S conducía siempre muy despacio.
Ponía mucho cuidado en que no se le hiciese de noche porque había menos
visibilidad. Si llovía no cogía el coche
y tomaba siempre las mismas rutas porque si no se perdía. No se orientaba
bien y se hacía un lío con los mapas.
Mark se aprendió todas las
carreteras y todos los atajos nada más llegar a la ciudad. Conducía raudo como
un antílope. S dejó de conducir el coche. Los dos preferían que condujera Mark
porque tenía mucha más habilidad al volante, sabía bastante de mecánica y unía
dos puntos de la ciudad por el camino más corto.

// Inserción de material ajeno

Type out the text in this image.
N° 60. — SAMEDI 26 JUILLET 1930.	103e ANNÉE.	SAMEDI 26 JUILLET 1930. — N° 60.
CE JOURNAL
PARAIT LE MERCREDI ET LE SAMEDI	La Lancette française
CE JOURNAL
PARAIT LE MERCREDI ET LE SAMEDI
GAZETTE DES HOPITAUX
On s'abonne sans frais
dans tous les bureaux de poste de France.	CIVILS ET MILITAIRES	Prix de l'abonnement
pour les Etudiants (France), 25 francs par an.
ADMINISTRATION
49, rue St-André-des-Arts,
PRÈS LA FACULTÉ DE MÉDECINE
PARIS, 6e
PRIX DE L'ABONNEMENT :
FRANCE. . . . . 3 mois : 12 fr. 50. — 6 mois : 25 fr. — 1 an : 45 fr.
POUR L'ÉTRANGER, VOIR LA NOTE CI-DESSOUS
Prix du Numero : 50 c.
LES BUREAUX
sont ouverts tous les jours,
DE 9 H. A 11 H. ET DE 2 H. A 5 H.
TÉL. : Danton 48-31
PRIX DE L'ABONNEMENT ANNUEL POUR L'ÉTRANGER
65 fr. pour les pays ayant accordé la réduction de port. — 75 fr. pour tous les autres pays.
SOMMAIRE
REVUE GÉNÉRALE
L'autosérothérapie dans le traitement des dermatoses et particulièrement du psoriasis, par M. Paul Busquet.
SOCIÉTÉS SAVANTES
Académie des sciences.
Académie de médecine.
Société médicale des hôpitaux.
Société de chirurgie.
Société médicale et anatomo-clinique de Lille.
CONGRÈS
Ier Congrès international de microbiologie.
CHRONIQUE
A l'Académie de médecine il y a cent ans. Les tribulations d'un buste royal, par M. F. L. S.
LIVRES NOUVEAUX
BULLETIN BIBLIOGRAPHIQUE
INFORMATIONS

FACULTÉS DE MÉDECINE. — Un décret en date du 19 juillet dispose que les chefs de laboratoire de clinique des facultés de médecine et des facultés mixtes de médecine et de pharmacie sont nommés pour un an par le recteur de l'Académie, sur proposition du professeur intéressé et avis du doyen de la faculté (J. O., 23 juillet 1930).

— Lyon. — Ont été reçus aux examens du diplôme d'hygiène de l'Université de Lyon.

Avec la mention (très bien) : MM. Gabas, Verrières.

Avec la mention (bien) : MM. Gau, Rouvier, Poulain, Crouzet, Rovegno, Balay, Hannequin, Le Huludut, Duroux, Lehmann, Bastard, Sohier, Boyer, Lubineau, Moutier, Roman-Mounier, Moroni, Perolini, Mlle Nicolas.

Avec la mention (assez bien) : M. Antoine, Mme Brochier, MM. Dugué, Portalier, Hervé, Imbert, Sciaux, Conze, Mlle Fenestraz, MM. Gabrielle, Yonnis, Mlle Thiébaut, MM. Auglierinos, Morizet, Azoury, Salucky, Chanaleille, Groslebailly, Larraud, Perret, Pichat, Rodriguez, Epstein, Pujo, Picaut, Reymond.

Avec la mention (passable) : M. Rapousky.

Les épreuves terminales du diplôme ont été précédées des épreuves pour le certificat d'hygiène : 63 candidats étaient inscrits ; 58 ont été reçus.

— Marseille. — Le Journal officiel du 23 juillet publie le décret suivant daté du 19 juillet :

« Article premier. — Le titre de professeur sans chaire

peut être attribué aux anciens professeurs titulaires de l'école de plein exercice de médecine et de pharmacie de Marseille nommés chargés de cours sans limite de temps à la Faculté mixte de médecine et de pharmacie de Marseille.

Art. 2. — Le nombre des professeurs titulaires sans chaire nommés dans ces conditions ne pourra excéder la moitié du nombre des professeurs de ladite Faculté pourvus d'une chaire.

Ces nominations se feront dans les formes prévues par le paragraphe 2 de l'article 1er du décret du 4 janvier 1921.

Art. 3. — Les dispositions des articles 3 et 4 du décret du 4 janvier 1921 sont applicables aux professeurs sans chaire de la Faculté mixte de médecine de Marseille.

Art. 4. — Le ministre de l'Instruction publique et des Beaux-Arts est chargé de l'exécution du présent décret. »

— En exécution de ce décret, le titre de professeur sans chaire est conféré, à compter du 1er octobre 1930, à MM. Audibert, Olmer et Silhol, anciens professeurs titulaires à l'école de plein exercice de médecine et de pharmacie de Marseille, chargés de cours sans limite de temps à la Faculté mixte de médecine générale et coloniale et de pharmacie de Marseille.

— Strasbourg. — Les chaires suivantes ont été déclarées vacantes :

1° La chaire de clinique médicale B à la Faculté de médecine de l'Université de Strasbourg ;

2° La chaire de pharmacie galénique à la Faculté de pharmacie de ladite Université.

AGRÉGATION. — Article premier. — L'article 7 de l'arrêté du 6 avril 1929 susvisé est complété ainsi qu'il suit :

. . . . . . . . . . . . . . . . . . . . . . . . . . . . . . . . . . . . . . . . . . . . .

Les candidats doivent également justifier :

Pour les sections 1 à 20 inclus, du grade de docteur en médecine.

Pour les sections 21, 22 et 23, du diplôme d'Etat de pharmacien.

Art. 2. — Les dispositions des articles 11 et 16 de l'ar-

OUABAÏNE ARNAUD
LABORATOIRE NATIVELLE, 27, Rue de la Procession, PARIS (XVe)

Cuando se les hacía de noche Mark
se concentraba en la conducción y S de copiloto, veía todas esas luces viniendo
hacia ellos directas. Sabía que un solo fallo y se acabarían de repente Mark y
S, las playas, la habilidad de S para preparar la pasta y la torpeza de Mark
rellenando impresos.
A Mark siempre lo acompañaba al
coche: S, una lata de cerveza y un porro. Menos mal que Mark nunca le prestaba
atención alguna al móvil, pensaba S. S le leía a Mark por la noche en el salón
del exiguo apartamento trozos de sus libros favoritos. A Mark le gustaba que le leyese porque por él
mismo era incapaz de coger un libro. Si el viejo coche los dejaba tirados, Mark
abría la capota, se echaba el flequillo hacia atrás y empezaba a tocar aquí y
allá, llenando sus robustas manos de grasa. Mientras tanto S se fumaba un
cigarro, bien callada, mirándolo fijamente con sus preciosos ojos verde
esmeralda, esperando que, como por arte de magia, se obrase el milagro. Y el
milagro, tarde o pronto, se obraba ante la mirada estupefacta de S, que no
podía dejar de mostrar su admiración. Mark era el más habilidoso de los
conductores suicidas y S su más preciado talismán verde esmeralda. Con ella al
lado la suerte estaba de su lado.
Mark cogió el coche una tarde
para una acudir a una entrevista de trabajo al otro lado de la ciudad.
Telefoneo a la oficina de S y le comunicó la buena noticia. Acto seguido se fue
al bar más próximo para celebrarlo. Para cuando pensó en ir a encontrarse con S
ya estaba borracho y olvidó que el mejor atajo estaba en obras. Todo debió
haber ocurrido en un segundo, la noche cerrada, el mal estado de la carretera,
un adelantamiento imprudente, la falta de reflejos de un Mark ebrio, el camión
que Mark no vio debido a una excesiva velocidad y la mala suerte del lado de
Mark. Todo acabó para el más hábil de los conductores suicidas en décimas de
segundo. S no quiso ver el cadáver. Encontraron en el coche una bolsita de
marihuana y una lata de cerveza. El seguro no se hizo cargo del siniestro.
S recordaba la sonrisa de Mark,
congelada en el tiempo, diciéndole, mientras le guiñaba el ojo izquierdo:
-Nena, no tengas miedo. Vas con
el mejor conductor de Fórmula 1 del mundo.